Circa 120 ricercatori e ricercatrici hanno accolto i visitatori e li hanno accompagnati in un percorso pensato per avvicinare i più piccoli al mondo della scienza: esperimenti dal vivo, giochi, attività interattive, esperienze immersive, spiegando con passione come funziona la ricerca scientifica e come può migliorare la vita dei piccoli pazienti.
Oltre 500 persone hanno partecipato all’iniziativa vivendo esperienze uniche: indossare un visore per fare un viaggio 3D dentro le ossa, scoprire come funziona il cervello e come nascono le emozioni nel percorso di neuroscienze, oppure giocare con l’intelligenza artificiale, tutte attività tra le più apprezzate della serata da grandi e piccoli.

Non sono mancati anche i tour guidati nei laboratori “dietro le quinte” - un viaggio tra istologia e genetica - dove microscopi e strumenti super tecnologici hanno mostrato come dalla ricerca nascano nuove terapie.

La serata ha rappresentato un importante momento di divulgazione e condivisione, confermando il valore della ricerca scientifica come ponte tra conoscenza, cura e futuro delle nuove generazioni.

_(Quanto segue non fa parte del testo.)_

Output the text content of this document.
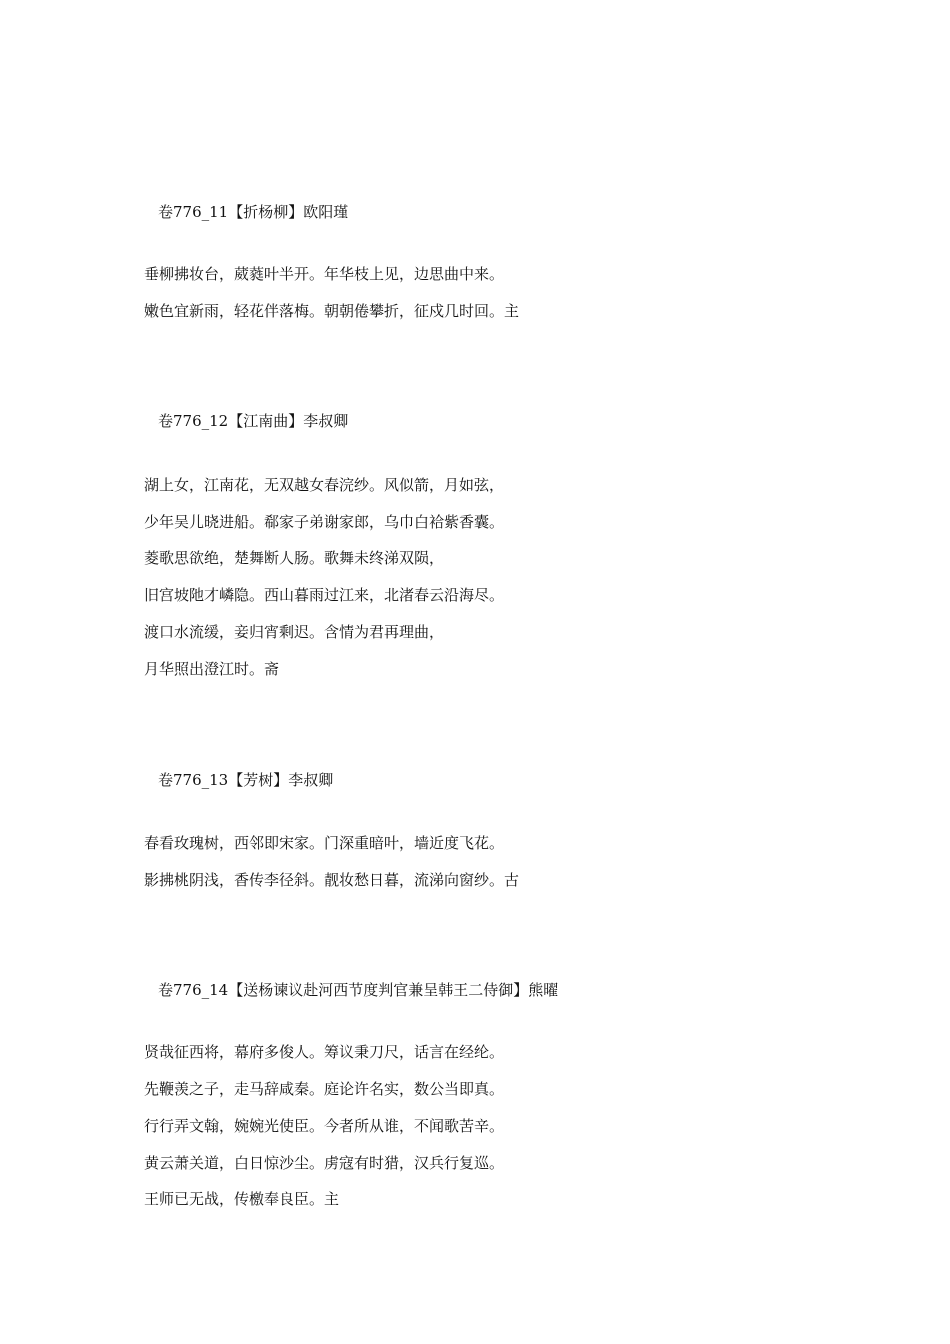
卷776_11【折杨柳】欧阳瑾
垂柳拂妆台，葳蕤叶半开。年华枝上见，边思曲中来。
嫩色宜新雨，轻花伴落梅。朝朝倦攀折，征戍几时回。主
卷776_12【江南曲】李叔卿
湖上女，江南花，无双越女春浣纱。风似箭，月如弦，
少年吴儿晓进船。郗家子弟谢家郎，乌巾白袷紫香囊。
菱歌思欲绝，楚舞断人肠。歌舞未终涕双陨，
旧宫坡阤才嶙隐。西山暮雨过江来，北渚春云沿海尽。
渡口水流缓，妾归宵剩迟。含情为君再理曲，
月华照出澄江时。斋
卷776_13【芳树】李叔卿
春看玫瑰树，西邻即宋家。门深重暗叶，墙近度飞花。
影拂桃阴浅，香传李径斜。靓妆愁日暮，流涕向窗纱。古
卷776_14【送杨谏议赴河西节度判官兼呈韩王二侍御】熊曜
贤哉征西将，幕府多俊人。筹议秉刀尺，话言在经纶。
先鞭羡之子，走马辞咸秦。庭论许名实，数公当即真。
行行弄文翰，婉婉光使臣。今者所从谁，不闻歌苦辛。
黄云萧关道，白日惊沙尘。虏寇有时猎，汉兵行复巡。
王师已无战，传檄奉良臣。主
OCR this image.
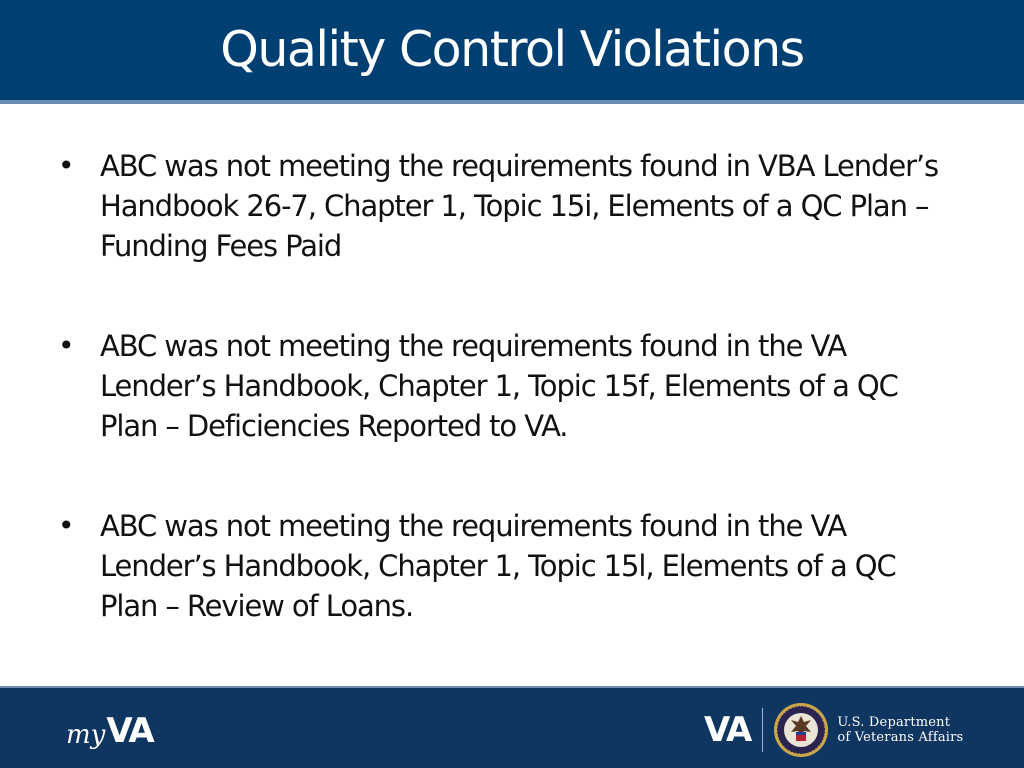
Quality Control Violations
• ABC was not meeting the requirements found in VBA Lender’s Handbook 26-7, Chapter 1, Topic 15i, Elements of a QC Plan – Funding Fees Paid
• ABC was not meeting the requirements found in the VA Lender’s Handbook, Chapter 1, Topic 15f, Elements of a QC Plan – Deficiencies Reported to VA.
• ABC was not meeting the requirements found in the VA Lender’s Handbook, Chapter 1, Topic 15l, Elements of a QC Plan – Review of Loans.
my VA	VA	U.S. Department
of Veterans Affairs
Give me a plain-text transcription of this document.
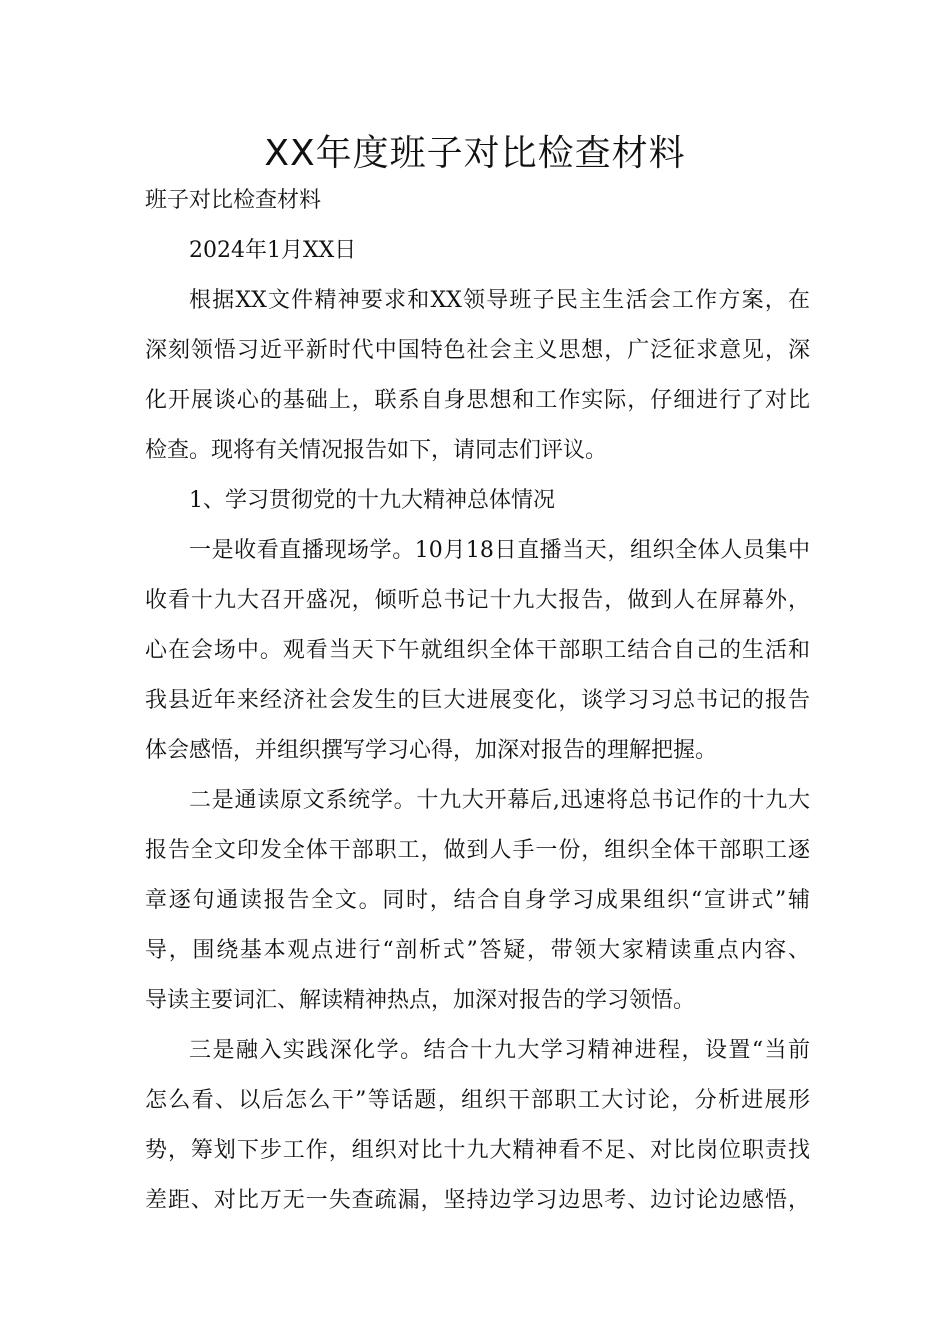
XX年度班子对比检查材料

班子对比检查材料

2024年1月XX日

根据XX文件精神要求和XX领导班子民主生活会工作方案，在

深刻领悟习近平新时代中国特色社会主义思想，广泛征求意见，深

化开展谈心的基础上，联系自身思想和工作实际，仔细进行了对比

检查。现将有关情况报告如下，请同志们评议。

1、学习贯彻党的十九大精神总体情况

一是收看直播现场学。10月18日直播当天，组织全体人员集中

收看十九大召开盛况，倾听总书记十九大报告，做到人在屏幕外，

心在会场中。观看当天下午就组织全体干部职工结合自己的生活和

我县近年来经济社会发生的巨大进展变化，谈学习习总书记的报告

体会感悟，并组织撰写学习心得，加深对报告的理解把握。

二是通读原文系统学。十九大开幕后,迅速将总书记作的十九大

报告全文印发全体干部职工，做到人手一份，组织全体干部职工逐

章逐句通读报告全文。同时，结合自身学习成果组织“宣讲式”辅

导，围绕基本观点进行“剖析式”答疑，带领大家精读重点内容、

导读主要词汇、解读精神热点，加深对报告的学习领悟。

三是融入实践深化学。结合十九大学习精神进程，设置“当前

怎么看、以后怎么干”等话题，组织干部职工大讨论，分析进展形

势，筹划下步工作，组织对比十九大精神看不足、对比岗位职责找

差距、对比万无一失查疏漏，坚持边学习边思考、边讨论边感悟，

«Aprire i laboratori ai bambini e alle famiglie – ha sottolineato il Direttore scientifico dell'Ospedale, Andrea Onetti Muda – significa non solo mostrare la "magia" della ricerca, ma anche il suo impatto concreto sulla cura dei piccoli pazienti. Con le tante attività in programma abbiamo voluto accendere la scintilla dell’interesse in quelli che potranno essere i medici e i ricercatori di domani».